A csardas or czardas is an Hungarian dance noted for its changes in tempo. “Die Csardasfurstin” is a 1907 operetta by Emmerich Kalman (1882-1953), a Hungarian composer, many of whose works were contemporaneous with those of Franz Lehar, a Hungarian composer working in the Viennese style (that is, waltzes).
Even at the time of “Die Fledermaus” (1874), Hungarian music was all the rage in Europe. So while other composers did what they could to get Hungarian music into obligatory party scenes, Kalman’s scores gave audiences the real thing. Since Act I of “Die Csardasfurstin” takes place in Budapest, the songs and dances are brimming over with Hungarian folk melodies.
Back in 1969, an abridged version was made for television with Anna Moffo in the title role (“The Gypsy Princess” is the common translation for this work, but it is inaccurate and misleading) and it is available on a Deutsche Grammphon DVD. But now there is a complete “live” performance on the Video Land label as given in 2002 at the Seefestspiele Morbisch.

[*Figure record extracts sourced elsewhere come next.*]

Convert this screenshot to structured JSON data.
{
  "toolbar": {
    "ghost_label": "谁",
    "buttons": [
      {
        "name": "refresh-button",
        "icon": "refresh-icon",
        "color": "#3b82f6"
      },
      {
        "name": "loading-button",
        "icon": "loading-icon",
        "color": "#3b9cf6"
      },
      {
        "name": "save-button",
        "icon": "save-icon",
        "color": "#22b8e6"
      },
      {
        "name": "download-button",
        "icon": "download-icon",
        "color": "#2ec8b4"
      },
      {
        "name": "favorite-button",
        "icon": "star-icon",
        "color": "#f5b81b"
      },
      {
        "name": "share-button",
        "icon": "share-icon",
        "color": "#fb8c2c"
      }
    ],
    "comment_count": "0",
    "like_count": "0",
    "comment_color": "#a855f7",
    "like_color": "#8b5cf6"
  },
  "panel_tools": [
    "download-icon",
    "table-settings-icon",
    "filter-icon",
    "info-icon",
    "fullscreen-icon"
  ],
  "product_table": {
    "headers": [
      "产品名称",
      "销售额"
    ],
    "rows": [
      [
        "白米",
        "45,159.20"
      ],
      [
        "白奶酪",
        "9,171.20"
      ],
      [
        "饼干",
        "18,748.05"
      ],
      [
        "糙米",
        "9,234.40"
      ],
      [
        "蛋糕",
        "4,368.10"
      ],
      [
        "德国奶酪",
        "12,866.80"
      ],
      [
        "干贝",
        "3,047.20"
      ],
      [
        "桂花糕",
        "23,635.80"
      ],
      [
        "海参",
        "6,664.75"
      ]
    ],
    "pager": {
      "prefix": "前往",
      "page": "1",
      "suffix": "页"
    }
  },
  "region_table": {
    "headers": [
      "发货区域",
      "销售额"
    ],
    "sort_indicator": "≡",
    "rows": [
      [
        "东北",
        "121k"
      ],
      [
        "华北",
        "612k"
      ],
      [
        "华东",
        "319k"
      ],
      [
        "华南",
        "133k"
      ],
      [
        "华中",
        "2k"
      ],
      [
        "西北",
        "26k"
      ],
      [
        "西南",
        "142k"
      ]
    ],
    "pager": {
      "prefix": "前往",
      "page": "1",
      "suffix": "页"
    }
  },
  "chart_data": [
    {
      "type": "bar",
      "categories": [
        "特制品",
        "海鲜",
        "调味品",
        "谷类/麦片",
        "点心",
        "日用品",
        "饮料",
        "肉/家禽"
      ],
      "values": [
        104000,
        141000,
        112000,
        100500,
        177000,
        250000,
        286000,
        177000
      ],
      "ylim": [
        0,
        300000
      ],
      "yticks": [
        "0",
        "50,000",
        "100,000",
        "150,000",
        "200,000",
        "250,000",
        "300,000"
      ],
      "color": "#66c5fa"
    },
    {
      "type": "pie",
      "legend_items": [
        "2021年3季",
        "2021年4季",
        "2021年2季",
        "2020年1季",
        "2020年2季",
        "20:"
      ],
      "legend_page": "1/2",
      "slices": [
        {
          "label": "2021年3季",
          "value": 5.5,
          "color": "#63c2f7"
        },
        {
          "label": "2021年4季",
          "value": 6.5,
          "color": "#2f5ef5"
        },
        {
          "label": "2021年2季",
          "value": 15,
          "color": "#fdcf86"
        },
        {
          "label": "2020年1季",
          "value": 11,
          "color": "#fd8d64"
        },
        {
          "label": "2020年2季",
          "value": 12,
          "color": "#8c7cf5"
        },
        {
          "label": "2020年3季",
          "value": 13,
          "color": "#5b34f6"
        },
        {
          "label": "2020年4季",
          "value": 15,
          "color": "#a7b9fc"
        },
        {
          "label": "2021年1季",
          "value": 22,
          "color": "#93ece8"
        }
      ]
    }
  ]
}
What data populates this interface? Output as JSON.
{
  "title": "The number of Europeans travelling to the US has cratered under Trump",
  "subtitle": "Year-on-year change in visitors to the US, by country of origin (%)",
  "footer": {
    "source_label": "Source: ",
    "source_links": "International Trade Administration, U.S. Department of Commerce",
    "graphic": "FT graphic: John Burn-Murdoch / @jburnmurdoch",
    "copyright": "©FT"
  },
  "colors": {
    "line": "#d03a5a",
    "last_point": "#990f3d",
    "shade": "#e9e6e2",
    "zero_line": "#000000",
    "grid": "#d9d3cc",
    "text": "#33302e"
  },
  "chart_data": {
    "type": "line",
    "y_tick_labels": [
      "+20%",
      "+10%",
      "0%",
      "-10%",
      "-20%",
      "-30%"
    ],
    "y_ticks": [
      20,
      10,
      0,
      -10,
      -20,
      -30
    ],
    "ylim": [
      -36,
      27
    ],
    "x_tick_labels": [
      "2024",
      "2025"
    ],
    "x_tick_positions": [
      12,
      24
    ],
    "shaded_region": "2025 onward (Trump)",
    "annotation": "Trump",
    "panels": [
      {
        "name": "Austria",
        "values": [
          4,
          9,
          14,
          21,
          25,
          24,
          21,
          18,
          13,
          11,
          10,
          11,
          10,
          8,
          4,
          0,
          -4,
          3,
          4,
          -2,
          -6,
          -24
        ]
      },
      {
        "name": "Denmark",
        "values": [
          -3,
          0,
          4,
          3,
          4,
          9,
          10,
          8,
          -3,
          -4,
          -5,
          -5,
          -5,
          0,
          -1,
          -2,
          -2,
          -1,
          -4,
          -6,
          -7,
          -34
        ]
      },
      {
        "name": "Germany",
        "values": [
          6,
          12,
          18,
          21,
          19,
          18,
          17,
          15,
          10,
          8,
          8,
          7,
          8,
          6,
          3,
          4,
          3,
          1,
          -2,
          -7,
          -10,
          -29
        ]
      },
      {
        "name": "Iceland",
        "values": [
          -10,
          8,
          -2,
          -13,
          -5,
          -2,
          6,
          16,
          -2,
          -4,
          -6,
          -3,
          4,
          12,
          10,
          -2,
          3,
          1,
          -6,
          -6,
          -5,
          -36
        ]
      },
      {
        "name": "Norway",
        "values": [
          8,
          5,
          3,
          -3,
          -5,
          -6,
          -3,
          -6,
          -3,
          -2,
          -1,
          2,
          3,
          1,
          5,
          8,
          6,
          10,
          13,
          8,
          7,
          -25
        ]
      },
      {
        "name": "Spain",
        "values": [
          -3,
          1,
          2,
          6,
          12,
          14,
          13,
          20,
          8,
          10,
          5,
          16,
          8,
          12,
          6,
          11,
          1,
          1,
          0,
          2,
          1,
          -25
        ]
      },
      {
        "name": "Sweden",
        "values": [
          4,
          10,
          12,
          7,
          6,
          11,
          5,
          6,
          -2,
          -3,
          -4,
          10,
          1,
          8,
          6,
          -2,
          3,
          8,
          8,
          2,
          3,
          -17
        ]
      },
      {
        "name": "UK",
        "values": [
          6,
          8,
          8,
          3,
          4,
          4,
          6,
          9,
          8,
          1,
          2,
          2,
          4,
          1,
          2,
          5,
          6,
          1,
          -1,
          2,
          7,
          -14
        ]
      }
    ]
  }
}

The open air stage is vast, the cast of singers and dancers fills it nicely, and the whole production is given a glitzy Broadway style that somehow does not seem top-heavy.
The plot involves a nobleman, Edwin (Ferdinand von Bothmer), who is engaged by his parents to the Countess Stasi (Kerstin Grotrian) but is in love with the singer Sylva (Vera Schoenenberg) whose specialty is singing czardas numbers. Although ready to leave on a tour to America, she is willing to stay for Edwin…but of course things go awry. The denouement, although not very original, still comes as a surprise.
Schoenenberg is tall and attractive enough to make a convincing Sylva, while von Bothmer is not quite as attractive as one would wish for the dashing male lead. Contributing to the fun is Edwin’s friend Count Boni (Markus Werba), who with Countess Stasi shares the role of the secondary loving couple. Alas, those horrible body mikes are even more offensive in close-ups.
I am most impressed with the opening, in which the dead bodies of civilians are lying amidst the rubble of some restaurant. Then two clocks turn back a quarter-hour, the bodies revive, and all is jolly in pre-World War I Budapest. Act II takes place 10 minutes before the fatal hour, Act III 5 minutes before. Thankfully, the show ends on a happy note; but the Seefestspiele fireworks after curtain calls might be interpreted in a less jolly manner.
The running time is 132 minutes and subtitles are in three languages but not in German.